The Fountain deals with these two opposing views represented by two lovers. Tommy (Hugh Jackman) is determined to defeat illness and death and acquire eternal life for his love Izzi (Rachel Weisz).  He repeats his quest in various cycles of life and we see him go through the same determination and frustration.  In the past he was a knight in search of the tree of life for his queen and in the present he is a scientist in search of a cure for his wife’s tumor.  We see these lives against the background of the “eternal state” of Tommy.
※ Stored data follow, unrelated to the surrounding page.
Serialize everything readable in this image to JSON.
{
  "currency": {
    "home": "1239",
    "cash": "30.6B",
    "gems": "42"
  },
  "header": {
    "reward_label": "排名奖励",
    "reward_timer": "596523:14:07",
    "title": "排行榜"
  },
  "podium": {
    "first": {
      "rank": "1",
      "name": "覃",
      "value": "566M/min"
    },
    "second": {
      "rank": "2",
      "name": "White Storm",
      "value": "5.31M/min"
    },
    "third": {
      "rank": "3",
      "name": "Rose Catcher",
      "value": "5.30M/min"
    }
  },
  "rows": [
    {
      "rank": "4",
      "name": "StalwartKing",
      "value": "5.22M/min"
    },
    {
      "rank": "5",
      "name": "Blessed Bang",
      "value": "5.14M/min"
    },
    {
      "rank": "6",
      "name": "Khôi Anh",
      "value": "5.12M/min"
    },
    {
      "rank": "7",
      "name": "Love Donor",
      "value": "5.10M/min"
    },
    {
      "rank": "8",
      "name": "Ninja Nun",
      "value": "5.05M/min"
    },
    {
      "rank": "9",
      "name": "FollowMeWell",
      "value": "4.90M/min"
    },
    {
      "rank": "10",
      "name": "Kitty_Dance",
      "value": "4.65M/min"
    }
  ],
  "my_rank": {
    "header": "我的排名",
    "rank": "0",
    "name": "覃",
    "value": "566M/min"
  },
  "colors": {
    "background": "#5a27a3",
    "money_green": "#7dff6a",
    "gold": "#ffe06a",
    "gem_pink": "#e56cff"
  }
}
Generally my impression of Aronofsky’s work is that he is a literal director.  Here he aims to express a metaphysical concept literally and comes across a bit cheesy as we see Tommy in his “eternal state” in a monk’s get-up floating in a bubble across the vast universe accompanied by his tree of life and apparitions of Izzi.  Nevertheless the message is clear: Tommy’s very being, even in his eternal wise state, still demonstrates the obsession he has shown in all his lives.  Some reviewers think that Tommy in a bubble-state represented Tommy in the future; however I disagree because in his bubble-state Tommy has an understanding of all of his past lives where in his other lives he did not have this awareness.

In my opinion this is one of the weaker works of Aronofsky. The story essentially expresses the Buddhist theory of human existence and there is nothing particularly special about the message.  Literal expression of metaphysical concepts comes across like patronising spoon-feeding, which is unlike Aronofsky’s other works, such as Requiem or Black Swan, where a literal presentation of personal experiences heightens the disturbing quality of the film.  The film overall however is beautifully crafted and the acting superb. The interaction between Tommy and Izzi reflects the genuine raw emotions humans feel: the desperation of staying alive and the calm acceptance of the end.  When Tommy finally lets go from his obsessions, he is freed.

While the film suggests the superiority of Buddhist theory, I think whether or not one wants to pursue extended or even eternal life is an individual choice based on one’s view of human existence in the universe.